Around 200 C.E. Tertullian of Carthage reported the calculation that the 14th of Nisan (the day of the crucifixion according to the Gospel of John) in the year Jesus died was equivalent to March 25 in the Roman (solar) calendar.  March 25 is, of course, nine months before December 25; it was later recognized as the Feast of the Annunciation—the commemoration of Jesus’ conception. Thus, Jesus was believed to have been conceived and crucified on the same day of the year. Exactly nine months later, Jesus was born, on December 25.

It is important to understand that we have no firm evidence for the reasons that the early Church chose to celebrate the birth of Christ on December 25th.  While it is widely believed that Sol Invictus was born on December 25th and a celebration of his birth took place each year, historical evidence doesn’t back this up.  It is important to realize that the facts on this issue make it clear that this date wasn’t chosen because of pagan festivals or the birth date of pagan deities.  The evidence simply doesn’t support this claim.

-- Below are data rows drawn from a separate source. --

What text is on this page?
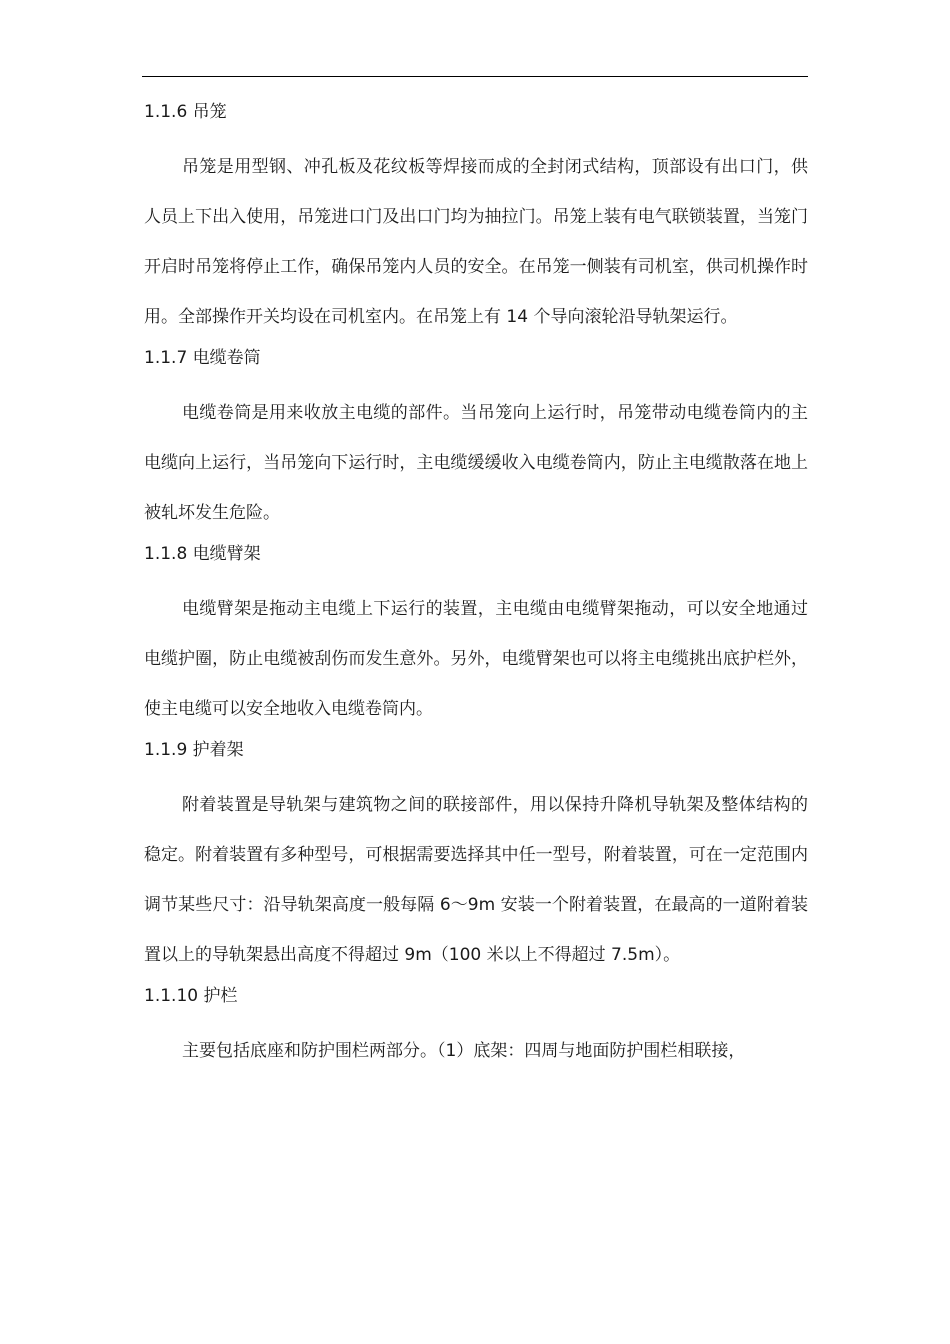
1.1.6 吊笼

吊笼是用型钢、冲孔板及花纹板等焊接而成的全封闭式结构，顶部设有出口门，供人员上下出入使用，吊笼进口门及出口门均为抽拉门。吊笼上装有电气联锁装置，当笼门开启时吊笼将停止工作，确保吊笼内人员的安全。在吊笼一侧装有司机室，供司机操作时用。全部操作开关均设在司机室内。在吊笼上有 14 个导向滚轮沿导轨架运行。

1.1.7 电缆卷筒

电缆卷筒是用来收放主电缆的部件。当吊笼向上运行时，吊笼带动电缆卷筒内的主电缆向上运行，当吊笼向下运行时，主电缆缓缓收入电缆卷筒内，防止主电缆散落在地上被轧坏发生危险。

1.1.8 电缆臂架

电缆臂架是拖动主电缆上下运行的装置，主电缆由电缆臂架拖动，可以安全地通过电缆护圈，防止电缆被刮伤而发生意外。另外，电缆臂架也可以将主电缆挑出底护栏外，使主电缆可以安全地收入电缆卷筒内。

1.1.9 护着架

附着装置是导轨架与建筑物之间的联接部件，用以保持升降机导轨架及整体结构的稳定。附着装置有多种型号，可根据需要选择其中任一型号，附着装置，可在一定范围内调节某些尺寸：沿导轨架高度一般每隔 6～9m 安装一个附着装置，在最高的一道附着装置以上的导轨架悬出高度不得超过 9m（100 米以上不得超过 7.5m）。

1.1.10 护栏

主要包括底座和防护围栏两部分。（1）底架：四周与地面防护围栏相联接，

Another common objection related to the date is the ancient festivals of Brumalia and Saturnalia.  It is commonly said that these festivals were celebrated on December 25th, but the evidence contradicts this as well.  Brumalia was never celebrated on December 25th, and Saturnalia was celebrated on December 17th.

So in the end, the evidence against the celebration of Christmas – from the Christmas tree to December 25th – is in essence creative theory and misinformation.  The only common thread between these objections is the wild story of Nimrod and Semiramis, as told by Alexander Hislop. This theory has been greatly discredited, and no reputable historian accepts Hislop’s story.  (The evidence refuting Hislop’s claims is so extensive that I won’t go into it here. If search online for it, you will find it in abundance.)

But the story of the Feast of Tabernacles, Hanukkah, and Christmas is firmly fixed upon December 25th.